Leon lets out a derisive huff of laughter. “Yeah, well, I’m sure I’d be just as moronic as those idiots if I drank, but I’m not quite as enamored with the whole ‘typical high school experience,’ as my father calls it.”
“Your dad encourages this?” I say, empty cup in hand, pointing at the ceiling, encompassing the entire party in one circle of my finger.
Leon pulls a face. “Yeah, well, high school was the best time of his life, apparently. He expects these blow-outs. Means I'm enjoying my life, even though he's never around to witness it. If I don't throw the occasional rager, he tells me I'm working too hard and threatens to ban me from the swim team, so…” He holds out his hands, palms up, shaking his head a little as he takes in the scene in his kitchen. Two guys are holding teaspoons to their mouths, a challenge in both their eyes as they count down from three. Once they reach one, they both shove the spoons into their mouths, attempting to swallow back what looks like a heaping mound of cinnamon. A hale of choking follows after, spluttered brown clouds of fragrant spice coughed up as they both struggle to gasp around the cinnamon. It's the most moronic thing I've ever seen.
“…here we are,” Leon says, finishing his sentence with an air of resignation. “I swear, I have no idea how people can get dumber as they get older.”
“These guys certainly make it look real fucking easy.”
Outside. Apart. I feelotherthan these people, I always have, and it sounds to me like Leon feels the same. He takes my solo cup from me and heads to the large marble island in the center of the kitchen, punching Austin, one of the guys in my History class, in the shoulder when he tries to give him a tittie twister. Looks like the slug hurt, but Austin laughs it off, slapping Leon on the back. Leon ducks his head, quickly pouring a number of different liquids from a number of different bottles into the cup he took from me and then adding a splash of coke at the end.
I can smell the liquor fumes rising out of the cup as he passes it back to me; I’m gonna be in trouble if I drink this.
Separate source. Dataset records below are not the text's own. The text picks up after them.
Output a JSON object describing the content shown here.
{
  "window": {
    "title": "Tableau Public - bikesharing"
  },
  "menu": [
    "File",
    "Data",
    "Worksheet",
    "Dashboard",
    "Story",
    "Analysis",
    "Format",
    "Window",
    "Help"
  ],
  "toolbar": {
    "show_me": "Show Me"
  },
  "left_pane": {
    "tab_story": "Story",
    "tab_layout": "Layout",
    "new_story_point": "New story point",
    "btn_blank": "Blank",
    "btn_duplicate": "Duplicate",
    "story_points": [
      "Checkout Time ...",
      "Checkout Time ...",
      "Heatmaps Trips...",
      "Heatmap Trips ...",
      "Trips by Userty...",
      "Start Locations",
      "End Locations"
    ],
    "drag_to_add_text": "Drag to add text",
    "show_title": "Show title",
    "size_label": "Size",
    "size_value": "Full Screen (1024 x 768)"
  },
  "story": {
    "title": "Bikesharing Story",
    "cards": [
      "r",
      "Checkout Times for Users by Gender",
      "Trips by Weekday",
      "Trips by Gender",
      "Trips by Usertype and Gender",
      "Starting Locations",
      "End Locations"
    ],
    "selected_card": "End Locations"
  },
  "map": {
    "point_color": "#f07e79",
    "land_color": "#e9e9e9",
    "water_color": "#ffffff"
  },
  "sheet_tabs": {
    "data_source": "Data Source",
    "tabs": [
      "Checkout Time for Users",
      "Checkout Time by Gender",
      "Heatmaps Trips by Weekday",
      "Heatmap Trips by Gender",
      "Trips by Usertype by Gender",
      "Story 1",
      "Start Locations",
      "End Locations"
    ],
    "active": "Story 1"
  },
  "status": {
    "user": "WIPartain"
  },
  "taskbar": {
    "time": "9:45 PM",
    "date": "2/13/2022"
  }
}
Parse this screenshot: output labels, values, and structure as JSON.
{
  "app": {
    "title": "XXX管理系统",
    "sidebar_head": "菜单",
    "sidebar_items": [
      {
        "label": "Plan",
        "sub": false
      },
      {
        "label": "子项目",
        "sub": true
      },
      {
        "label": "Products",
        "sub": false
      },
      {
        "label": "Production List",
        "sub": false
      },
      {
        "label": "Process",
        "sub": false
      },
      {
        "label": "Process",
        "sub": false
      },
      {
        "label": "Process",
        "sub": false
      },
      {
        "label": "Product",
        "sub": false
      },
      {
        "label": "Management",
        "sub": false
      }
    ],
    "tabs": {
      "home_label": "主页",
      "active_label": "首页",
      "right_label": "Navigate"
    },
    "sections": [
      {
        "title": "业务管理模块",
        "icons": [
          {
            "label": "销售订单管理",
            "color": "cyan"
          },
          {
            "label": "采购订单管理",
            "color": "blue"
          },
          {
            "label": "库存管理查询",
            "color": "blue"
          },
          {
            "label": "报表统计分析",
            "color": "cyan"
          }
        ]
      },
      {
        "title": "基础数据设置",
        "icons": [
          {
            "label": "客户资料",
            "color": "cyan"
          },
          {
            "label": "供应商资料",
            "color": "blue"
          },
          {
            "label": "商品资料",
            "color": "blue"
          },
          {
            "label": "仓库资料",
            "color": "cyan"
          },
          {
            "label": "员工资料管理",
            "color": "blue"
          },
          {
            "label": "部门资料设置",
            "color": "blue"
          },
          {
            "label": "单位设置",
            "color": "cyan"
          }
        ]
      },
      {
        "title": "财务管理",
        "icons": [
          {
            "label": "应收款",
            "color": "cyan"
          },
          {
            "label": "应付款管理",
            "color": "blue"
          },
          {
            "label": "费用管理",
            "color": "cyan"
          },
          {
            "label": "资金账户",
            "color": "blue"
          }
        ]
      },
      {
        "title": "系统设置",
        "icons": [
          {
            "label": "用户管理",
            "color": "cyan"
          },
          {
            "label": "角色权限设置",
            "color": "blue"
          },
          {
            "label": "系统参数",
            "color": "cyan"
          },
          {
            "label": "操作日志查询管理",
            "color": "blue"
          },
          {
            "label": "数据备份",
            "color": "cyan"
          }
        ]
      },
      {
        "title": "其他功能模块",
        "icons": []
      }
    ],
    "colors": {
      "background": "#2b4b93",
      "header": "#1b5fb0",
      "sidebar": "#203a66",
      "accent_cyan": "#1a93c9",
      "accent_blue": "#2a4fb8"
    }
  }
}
I sure as shit won’t be riding home, that’s for sure. I can scheme and bust my ass all I like to get Ben back, but if I end up with a DUI on my record, I can kiss goodbye to any hopes of getting guardianship of Ben. EvenI’mnot that stupid.
“Come on,” Leon says, jerking his chin toward the large set of sliding glass doors to his right. “These assholes are giving me a headache. I wanna show you something.”
I don’t argue. Any excuse to get the fuck away from the party, really, and I’m curious. What this guy wants to show me in particular, I have no clue, but it’s got to be better than watching two dickheads choke on cinnamon.
I haven't been out the back yet. A manicured lawn stretches down a slope toward a few outbuildings, and I can hear water running somewhere. Lord knows why anyone would bother with a fountain when the sky is basically a permanent water feature. Leon walks off down the slope into the looming dark without saying a word. I sniff the contents of my solo cup as I follow after him, risking a sip and then wincing at the sheer volume of alcohol within the drink. It’s Long Island Iced Tea level shit.
“My dad has trouble finding new and interesting ways to spend his money. He set this up for me a couple of years ago, I guess back when he was trying to inspire some sort of masculine, boy’s club attitude in me.” His face is pale and solemn as he looks back over his shoulder. “As usual, I disappointed him.”
I knock back a mouthful of the drink, my insides burning as the alcohol slides down my throat. “Wouldn’t worry about it. Sons are born to disappoint their fathers.”
We reach the first of the outbuildings—a large, white, corrugated steel structure with a flat roof, the size of a small barn—and Leon takes out a set of keys, unfastening a weighty, industrial sized lock that secures a large steel sliding door. A moment later, Leon steps inside and hits a light, and bank after bank of strip lighting blinks to life inside.